Für die kommende Saison stellt Reitz die Entwicklung seiner Mannschaft klar in den Mittelpunkt. Gleichzeitig macht er keinen Hehl daraus, dass seine Elf ambitionierte Ziele verfolgt.
„Für mich steht die Entwicklung der Mannschaft klar im Vordergrund. Allerdings braucht man auch keinen Hehl daraus zu machen, dass wir so lange wie möglich oben mitspielen wollen“, erklärt der Trainer. Entscheidend werde sein, die gute Trainingsarbeit Woche für Woche auf den Platz zu bringen und als Mannschaft kontinuierlich zu wachsen. „Wenn wir unsere Qualität konstant abrufen und unsere Hausaufgaben machen, werden wir sehen, was am Ende möglich ist.“
Dass dies kein Selbstläufer wird, weiß der Coach allerdings genau. Die Bezirksliga Ost bezeichnet er erneut als äußerst ausgeglichen und anspruchsvoll. Besonders den Rheinlandliga-Absteiger VfB Wissen sieht er in der Favoritenrolle. Dennoch blickt Reitz selbstbewusst auf die Konkurrenz.
„Ich bin überzeugt, dass wir mit unserer Qualität, Geschlossenheit und unserem Teamgeist gegen jeden Gegner bestehen können. Wichtig ist, dass wir den Fokus auf unsere eigenen Leistungen richten“, sagt er.
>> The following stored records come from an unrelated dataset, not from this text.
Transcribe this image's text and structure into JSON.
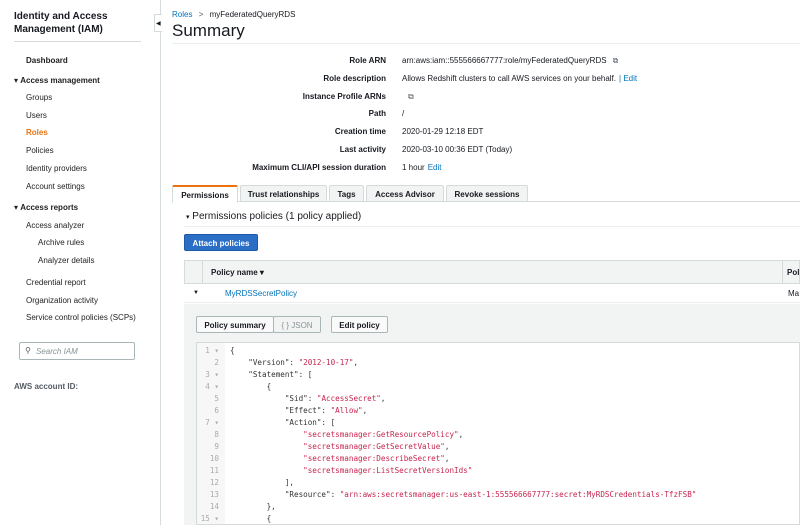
{
  "sidebar": {
    "title": "Identity and Access Management (IAM)",
    "dashboard": "Dashboard",
    "access_management": "Access management",
    "am_items": [
      "Groups",
      "Users",
      "Roles",
      "Policies",
      "Identity providers",
      "Account settings"
    ],
    "active_item": "Roles",
    "access_reports": "Access reports",
    "ar_items": [
      "Access analyzer",
      "Archive rules",
      "Analyzer details",
      "Credential report",
      "Organization activity",
      "Service control policies (SCPs)"
    ],
    "search_placeholder": "Search IAM",
    "account_id_label": "AWS account ID:"
  },
  "breadcrumb": {
    "parent": "Roles",
    "separator": ">",
    "current": "myFederatedQueryRDS"
  },
  "page_title": "Summary",
  "summary": [
    {
      "label": "Role ARN",
      "value": "arn:aws:iam::555566667777:role/myFederatedQueryRDS",
      "icon": "copy-icon"
    },
    {
      "label": "Role description",
      "value": "Allows Redshift clusters to call AWS services on your behalf.",
      "link": "| Edit"
    },
    {
      "label": "Instance Profile ARNs",
      "value": "",
      "icon": "copy-icon"
    },
    {
      "label": "Path",
      "value": "/"
    },
    {
      "label": "Creation time",
      "value": "2020-01-29 12:18 EDT"
    },
    {
      "label": "Last activity",
      "value": "2020-03-10 00:36 EDT (Today)"
    },
    {
      "label": "Maximum CLI/API session duration",
      "value": "1 hour",
      "link": "Edit"
    }
  ],
  "tabs": [
    "Permissions",
    "Trust relationships",
    "Tags",
    "Access Advisor",
    "Revoke sessions"
  ],
  "active_tab": "Permissions",
  "permissions": {
    "heading": "Permissions policies (1 policy applied)",
    "attach_button": "Attach policies",
    "columns": [
      "Policy name ▾",
      "Pol"
    ],
    "rows": [
      {
        "name": "MyRDSSecretPolicy",
        "type": "Ma"
      }
    ],
    "policy_buttons": {
      "summary": "Policy summary",
      "json": "{ } JSON",
      "edit": "Edit policy"
    }
  },
  "code_lines": [
    {
      "n": "1 ▾",
      "p": [
        [
          "{",
          ""
        ]
      ]
    },
    {
      "n": "2",
      "p": [
        [
          "    \"Version\": ",
          ""
        ],
        [
          "\"2012-10-17\"",
          "s"
        ],
        [
          ",",
          ""
        ]
      ]
    },
    {
      "n": "3 ▾",
      "p": [
        [
          "    \"Statement\": [",
          ""
        ]
      ]
    },
    {
      "n": "4 ▾",
      "p": [
        [
          "        {",
          ""
        ]
      ]
    },
    {
      "n": "5",
      "p": [
        [
          "            \"Sid\": ",
          ""
        ],
        [
          "\"AccessSecret\"",
          "s"
        ],
        [
          ",",
          ""
        ]
      ]
    },
    {
      "n": "6",
      "p": [
        [
          "            \"Effect\": ",
          ""
        ],
        [
          "\"Allow\"",
          "s"
        ],
        [
          ",",
          ""
        ]
      ]
    },
    {
      "n": "7 ▾",
      "p": [
        [
          "            \"Action\": [",
          ""
        ]
      ]
    },
    {
      "n": "8",
      "p": [
        [
          "                ",
          ""
        ],
        [
          "\"secretsmanager:GetResourcePolicy\"",
          "s"
        ],
        [
          ",",
          ""
        ]
      ]
    },
    {
      "n": "9",
      "p": [
        [
          "                ",
          ""
        ],
        [
          "\"secretsmanager:GetSecretValue\"",
          "s"
        ],
        [
          ",",
          ""
        ]
      ]
    },
    {
      "n": "10",
      "p": [
        [
          "                ",
          ""
        ],
        [
          "\"secretsmanager:DescribeSecret\"",
          "s"
        ],
        [
          ",",
          ""
        ]
      ]
    },
    {
      "n": "11",
      "p": [
        [
          "                ",
          ""
        ],
        [
          "\"secretsmanager:ListSecretVersionIds\"",
          "s"
        ]
      ]
    },
    {
      "n": "12",
      "p": [
        [
          "            ],",
          ""
        ]
      ]
    },
    {
      "n": "13",
      "p": [
        [
          "            \"Resource\": ",
          ""
        ],
        [
          "\"arn:aws:secretsmanager:us-east-1:555566667777:secret:MyRDSCredentials-TfzFSB\"",
          "s"
        ]
      ]
    },
    {
      "n": "14",
      "p": [
        [
          "        },",
          ""
        ]
      ]
    },
    {
      "n": "15 ▾",
      "p": [
        [
          "        {",
          ""
        ]
      ]
    }
  ]
}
Neben der sportlichen Qualität werden für ihn vor allem Disziplin, Mentalität und Zusammenhalt entscheidend sein. Den während der Vorbereitung entstandenen Teamgeist gelte es über die gesamte Saison hinweg zu bewahren.
„Erfolg entsteht nicht nur durch die Spieler auf dem Feld, sondern durch den gesamten Verein. Spieler, Trainerteam, Vorstand, Helfer, Sponsoren und Fans müssen gemeinsam an einem Strang ziehen“, macht Reitz deutlich.
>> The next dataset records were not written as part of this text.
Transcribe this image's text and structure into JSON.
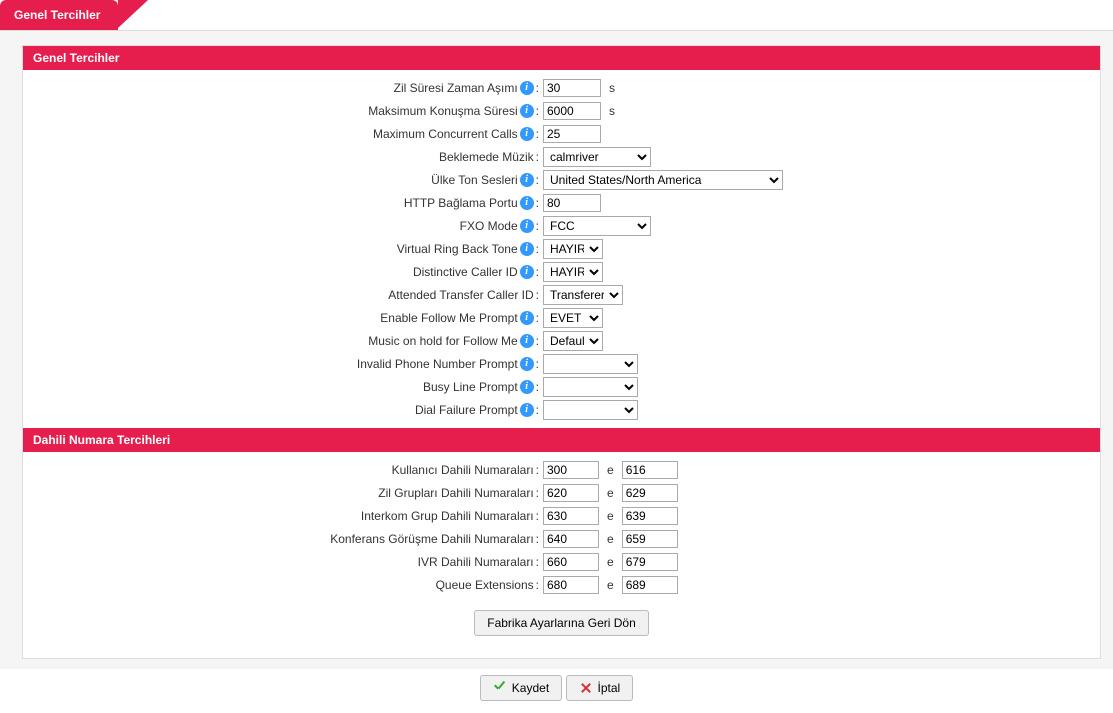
{
  "page": {
    "tab_title": "Genel Tercihler"
  },
  "sections": {
    "general": {
      "title": "Genel Tercihler"
    },
    "extensions": {
      "title": "Dahili Numara Tercihleri"
    }
  },
  "general": {
    "ring_timeout": {
      "label": "Zil Süresi Zaman Aşımı",
      "value": "30",
      "unit": "s"
    },
    "max_call_duration": {
      "label": "Maksimum Konuşma Süresi",
      "value": "6000",
      "unit": "s"
    },
    "max_concurrent_calls": {
      "label": "Maximum Concurrent Calls",
      "value": "25"
    },
    "music_on_hold": {
      "label": "Beklemede Müzik",
      "value": "calmriver"
    },
    "country_tones": {
      "label": "Ülke Ton Sesleri",
      "value": "United States/North America"
    },
    "http_port": {
      "label": "HTTP Bağlama Portu",
      "value": "80"
    },
    "fxo_mode": {
      "label": "FXO Mode",
      "value": "FCC"
    },
    "virtual_ringback": {
      "label": "Virtual Ring Back Tone",
      "value": "HAYIR"
    },
    "distinctive_cid": {
      "label": "Distinctive Caller ID",
      "value": "HAYIR"
    },
    "attended_transfer_cid": {
      "label": "Attended Transfer Caller ID",
      "value": "Transferer"
    },
    "follow_me_prompt": {
      "label": "Enable Follow Me Prompt",
      "value": "EVET"
    },
    "follow_me_moh": {
      "label": "Music on hold for Follow Me",
      "value": "Default"
    },
    "invalid_number_prompt": {
      "label": "Invalid Phone Number Prompt",
      "value": ""
    },
    "busy_line_prompt": {
      "label": "Busy Line Prompt",
      "value": ""
    },
    "dial_failure_prompt": {
      "label": "Dial Failure Prompt",
      "value": ""
    }
  },
  "extensions": {
    "separator": "e",
    "user": {
      "label": "Kullanıcı Dahili Numaraları",
      "from": "300",
      "to": "616"
    },
    "ring_groups": {
      "label": "Zil Grupları Dahili Numaraları",
      "from": "620",
      "to": "629"
    },
    "intercom_groups": {
      "label": "Interkom Grup Dahili Numaraları",
      "from": "630",
      "to": "639"
    },
    "conference": {
      "label": "Konferans Görüşme Dahili Numaraları",
      "from": "640",
      "to": "659"
    },
    "ivr": {
      "label": "IVR Dahili Numaraları",
      "from": "660",
      "to": "679"
    },
    "queue": {
      "label": "Queue Extensions",
      "from": "680",
      "to": "689"
    }
  },
  "buttons": {
    "factory_defaults": "Fabrika Ayarlarına Geri Dön",
    "save": "Kaydet",
    "cancel": "İptal"
  }
}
Auch die Nachwuchsarbeit spielt in seinen Planungen eine wichtige Rolle. Junge Talente sollen behutsam an den Seniorenbereich herangeführt werden. Einzelne Spieler möchte er bewusst nicht hervorheben, um unnötigen Druck zu vermeiden. Dennoch ist er überzeugt, dass im Verein einige vielversprechende Nachwuchskräfte den Sprung schaffen können.
Seine persönliche Motivation ist dabei ungebrochen. Die Aufgabe bei der SG Hundsangen/Steinefrenz-Weroth erfüllt ihn mit großem Stolz. Gleichzeitig weiß der Trainer auch das enge und vertrauensvolle Miteinander innerhalb seines Funktionsteams sehr zu schätzen.
„Trainer des SV Hundsangen sein zu dürfen, erfüllt mich mit großem Stolz. Ich bin dem Vorstand sehr dankbar für das Vertrauen. Besonders freue ich mich darauf, die Mannschaft weiterzuentwickeln, gemeinsam Herausforderungen zu meistern und mit den Spielern etwas aufzubauen. Wer den Verein kennt, weiß, wie viel Leidenschaft hier vorhanden ist. Genau das motiviert mich jeden Tag aufs Neue. Mit meinem Trainerteam rund um Philip Kraft, Fabian Steinebach und Marc Henkes bin ich super zufrieden. Die Zusammenarbeit könnte nicht besser funktionieren und harmonieren – das ist einfach toll und ich bin sehr froh, ein so starkes Team an meiner Seite zu haben“, sagt Maxi Reitz.
Mit einer eingespielten Mannschaft, gezielten Verstärkungen, großem Teamgeist und einer klaren sportlichen Ausrichtung scheint die SG Hundsangen/Steinefrenz-Weroth bestens gerüstet, um in der neuen Bezirksliga-Saison eine gute Rolle zu spielen – und vielleicht sogar länger als viele erwarten im oberen Tabellendrittel mitzumischen.